SEC Approves Amendments to Require Firms to Report Transactions in TRACE-Eligible Securities As Soon As Practicable
Trade Reporting and Compliance Engine (TRACE)
Referenced Rules & Notices
FINRA Rule 6710
FINRA Rule 6730
FINRA Rule 6750
The SEC approved amendments to the Trade Reporting and Compliance Engine (TRACE) rules to codify that firms are required to report transactions in TRACE-eligible securities that are subject to dissemination as soon as practicable following the time of execution of the transaction. The amendment will become effective on November 30, 2015.
The amended rule text is available in the online FINRA Manual.
Questions regarding this Notice should be directed to:
Background and Discussion
FINRA Rule 6730 (Transaction Reporting) sets forth the requirements that apply to firms when reporting transactions in TRACE-eligible securities.1 A firm that is a "party to a transaction"2 in a TRACE-eligible security generally is required to report the transaction within 15 minutes of the "time of execution,"3 unless a different time period for the security is specified in the rule, or the transaction report will be deemed "late." Paragraph (a)(4) of the rule further provides that firms have an ongoing obligation to report transaction information promptly, accurately and completely.4
The SEC approved amendments to Rule 6730 clarifying that firms must report transactions in TRACE-eligible securities that are subject to dissemination5 "as soon as practicable" following the time of execution. New Supplementary Material .03 provides additional guidance around the requirement that trades be reported as soon as practicable, specifically that firms must adopt policies and procedures reasonably designed to comply with the "as soon as practicable" requirement by implementing systems that commence the trade reporting process at the time of execution without delay. In addition, if a firm has such reasonably designed policies, procedures and systems in place, the firm generally will not be viewed as violating the "as soon as practicable" requirement because of delays in trade reporting that are due to extrinsic factors that are not reasonably predictable and where the firm does not purposely intend to delay the reporting of the trade. The new Supplementary Material .03 further states that in no event may a firm purposely withhold trade reports, e.g., by programming its systems to delay reporting until the end of the reporting time period.

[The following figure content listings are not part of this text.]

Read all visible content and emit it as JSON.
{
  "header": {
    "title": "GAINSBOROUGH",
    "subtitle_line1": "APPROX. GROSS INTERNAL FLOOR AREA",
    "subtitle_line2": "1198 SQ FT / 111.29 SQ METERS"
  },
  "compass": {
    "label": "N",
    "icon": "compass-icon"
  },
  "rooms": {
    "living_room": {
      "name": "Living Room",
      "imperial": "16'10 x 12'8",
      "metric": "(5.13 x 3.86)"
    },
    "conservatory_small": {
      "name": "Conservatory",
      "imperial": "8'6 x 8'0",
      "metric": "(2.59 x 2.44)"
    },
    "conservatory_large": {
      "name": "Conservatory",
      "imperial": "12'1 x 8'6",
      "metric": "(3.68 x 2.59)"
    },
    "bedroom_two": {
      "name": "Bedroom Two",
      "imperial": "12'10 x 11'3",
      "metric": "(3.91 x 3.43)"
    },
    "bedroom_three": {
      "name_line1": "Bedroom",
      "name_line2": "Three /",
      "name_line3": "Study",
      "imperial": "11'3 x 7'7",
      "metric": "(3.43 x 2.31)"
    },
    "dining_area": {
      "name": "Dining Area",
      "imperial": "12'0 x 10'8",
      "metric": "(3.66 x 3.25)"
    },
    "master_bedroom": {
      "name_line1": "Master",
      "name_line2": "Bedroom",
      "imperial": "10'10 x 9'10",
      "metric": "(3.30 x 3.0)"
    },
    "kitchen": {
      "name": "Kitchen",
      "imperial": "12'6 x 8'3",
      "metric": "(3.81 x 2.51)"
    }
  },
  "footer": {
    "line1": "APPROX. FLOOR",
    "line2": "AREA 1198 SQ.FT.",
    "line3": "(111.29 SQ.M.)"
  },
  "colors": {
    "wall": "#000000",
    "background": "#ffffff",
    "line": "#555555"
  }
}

In the case of manual trade reporting for TRACE-eligible securities, Supplementary Material .03 acknowledges that the trade reporting process may not be completed as quickly as an automated trade reporting system and that, in these cases, FINRA will take into consideration the manual nature of the firm's trade reporting process in determining whether the firm's policies and procedures are reasonably designed to report the trade "as soon as practicable" after execution.
The effective date of these amendments is November 30, 2015.
1.Rule 6710 generally defines a "TRACE-eligible security" as: (1) a debt security that is U.S. dollar-denominated and issued by a U.S. or foreign private issuer (and, if a "restricted security" as defined in Securities Act Rule 144(a)(3), sold pursuant to Securities Act Rule 144A); or (2) a debt security that is U.S. dollar denominated and issued or guaranteed by an "Agency" as defined in Rule 6710(k) or a "Government-Sponsored Enterprise" as defined in Rule 6710(n).
2.Rule 6710(e) provides that a "party to a transaction" is an introducing broker-dealer, if any, an executing broker-dealer, or a customer. "Customer" includes a broker-dealer that is not a FINRA member.
3. Among other things, Rule 6710(d) provides that the "time of execution" for a transaction in a TRACE-eligible security means the time when the parties to a transaction agree to all of the terms of the transaction that are sufficient to calculate the dollar price of the trade.
4. Firms may employ an agent for the purpose of submitting transaction information. However, the primary responsibility for the timely, accurate and complete reporting of transaction information remains the non-delegable duty of the firm obligated to report the transaction.
5. FINRA Rule 6750 (Dissemination of Transaction Information) provides that FINRA will disseminate information on all transactions in TRACE-eligible securities, including transactions effected pursuant to Securities Act Rule 144A, immediately upon receipt of the transaction report, except as specified in Rule 6750(b).